Torsi testis adalah kondisi di mana testis terbelit tali-tali kristal. Testis adalah bagian dari kelenjar reproduksi pria yang terletak di dalam skrotum. Testis berfungsi untuk produksi dan penyimpanan sperma, juga terlibat dalam sistem endokrin untuk memproduksi hormon testosteron. Testis menggantung di tempatnya berkat tali-tali kristal. Di samping fungsi tersebut, kristal pengikat juga mengandung pembuluh darah dan saraf ke testis juga ke saluran endokrin lain seperti saluran sperma.

Belitan oleh tali-tali kristal memotong suplai darah ke dalam testis. Apabila terus terbelit, testis akan terluka dan mungkin dapat terjadi necrosis. Torsi testis dapat terjadi tiba-tiba tanpa alasan atau karena cedera.

Gejala torsi testis, penyebab torsi testis, dan obat torsi testis, akan dijelaskan lebih lanjut di bawah ini.

Seberapa umumkah torsi testis (torsio testis)?

Torsio testis jarang terjadi, hanya sekitar 1 dari 5000 orang mengidap kondisi ini. Torsi testis dapat terjadi pada usia berapapun namun paling sering pada pria muda berusia 12 hingga 20 tahun dan juga umum terjadi pada bayi-bayi yang baru lahir. Konsultasikanlah pada dokter untuk informasi lebih lanjut.

Tanda-tanda & gejala

Apa saja tanda-tanda dan gejala torsi testis (torsio testis)?
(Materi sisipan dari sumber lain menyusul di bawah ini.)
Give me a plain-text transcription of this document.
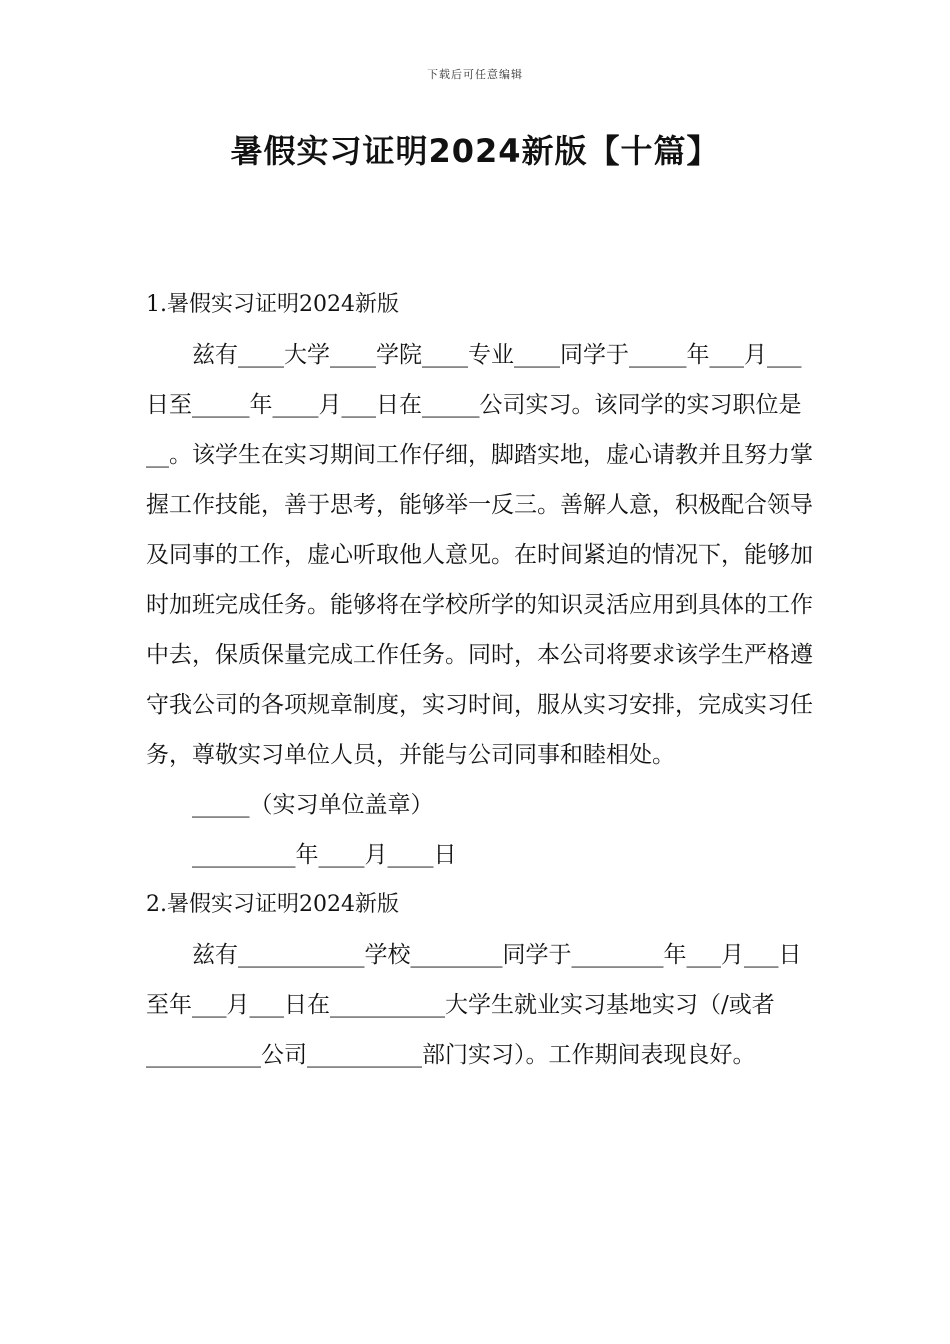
下载后可任意编辑
暑假实习证明2024新版【十篇】

1.暑假实习证明2024新版

兹有____大学____学院____专业____同学于_____年___月___日至_____年____月___日在_____公司实习。该同学的实习职位是__。该学生在实习期间工作仔细，脚踏实地，虚心请教并且努力掌握工作技能，善于思考，能够举一反三。善解人意，积极配合领导及同事的工作，虚心听取他人意见。在时间紧迫的情况下，能够加时加班完成任务。能够将在学校所学的知识灵活应用到具体的工作中去，保质保量完成工作任务。同时，本公司将要求该学生严格遵守我公司的各项规章制度，实习时间，服从实习安排，完成实习任务，尊敬实习单位人员，并能与公司同事和睦相处。

_____（实习单位盖章）

_________年____月____日

2.暑假实习证明2024新版

兹有___________学校________同学于________年___月___日至年___月___日在__________大学生就业实习基地实习（/或者__________公司__________部门实习）。工作期间表现良好。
Gejala-gejala dari torsi testis termasuk:

  • Perasaan sakit yang intens yang tiba-tiba pada skrotum
  • Pembengkakan skrotum
  • Sakit perut
  • Mual dan muntah.
  • Posisi testis lebih tinggi dari biasanya atau sudut rotasinya tak seperti biasa
  • Rasa sakit
  • Demam

Mungkin ada gejala-gejala yang tidak disebutkan di atas. Apabila Anda mempunyai kekhawatiran mengenai suatu gejala, konsultasikanlah pada dokter Anda.

Kapan saya harus periksa ke dokter?

Torsio testis dapat menyebabkan ketidaknyamanan pada awalnya, dan apabila dibiarkan dapat mengakibatkan gangrene karena kurangnya peredaran darah ke testis. Saat dideteksi menderita torsi testis, mungkin Anda memerlukan operasi segera. Hubungi dokter Anda apabila:

  • Merasa sangat sakit atau ada pembengkakan pada testikel tiba-tiba, atau apabila gejala kembali setelah operasi, testis dapat diputar kembali
  • Merasa ada tumor testis
  • Demam, perdarahan, atau rasa sakit setelah operasi

Penyebab

Apa penyebab torsi testis (torsio testis)?

Pada fetus, testis mulai berkembang di dalam perut. Seiring dengan perkembangan fetus, testis mulai bergerak ke bawah hingga akhirnya berada di dalam scrotum.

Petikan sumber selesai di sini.